In terms of valuation, Alibaba shows a significant "US-China tech stock discount." The current Forward P/E is about 16.6x, significantly lower than Amazon's and Alphabet's 28–29x; the P/S is 2.1x, compared to Amazon's 3.0x and Alphabet's 9.9x. Even considering the China asset risk premium, Alibaba's valuation remains significantly low given its cloud business's 30%+ growth rate and domestic cloud market share leadership. If the market were to grant it a valuation closer to global tech leaders at 24x P/E in the future, the corresponding price midpoint has re-rating potential of over $200.

Of course, core risks cannot be ignored. First, slowing growth in Chinese consumption and e-commerce will continue to drag down the group's overall revenue performance; second, the cloud business is highly dependent on the AI investment cycle and may continue to suppress profit and cash flow in the short term; third, advanced AI chips still partially rely on overseas supply, with geopolitical factors and export controls posing potential uncertainty; fourth, for the cloud business to truly grow into the largest revenue source, it still requires a 5–6 year period of sustained high growth.

From a technical perspective, observed on the weekly chart, BABA stock price has shown signs of stabilizing and rebounding after touching the support line of the long-term downward channel.
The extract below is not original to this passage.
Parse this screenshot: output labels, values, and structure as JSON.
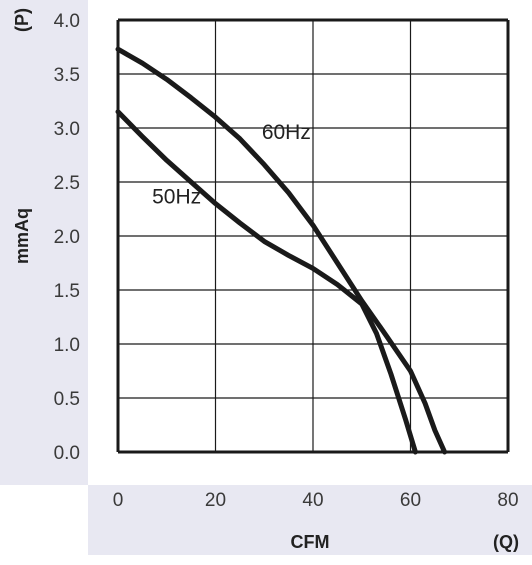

The current price receiving support at this critical technical level indicates that bullish forces are attempting to organize a counterattack. If the stock can subsequently be accompanied by a modest increase in trading volume and hold steady above this support area, a weekly-level technical rebound is likely to unfold.

Overall Judgment: Alibaba is currently at a crucial inflection point where "old businesses are under pressure, and a new engine is forming." E-commerce is no longer the valuation anchor; the Cloud Intelligence Group is the core variable determining the long-term scope. Under the combined effects of domestic substitution of AI infrastructure, long-term scarcity of cloud computing power, and a significant valuation discount, Alibaba offers an AI infrastructure investment opportunity with controllable risk but significant upside flexibility.

Investment Rating: Buy (Mid-to-Long Term Allocation).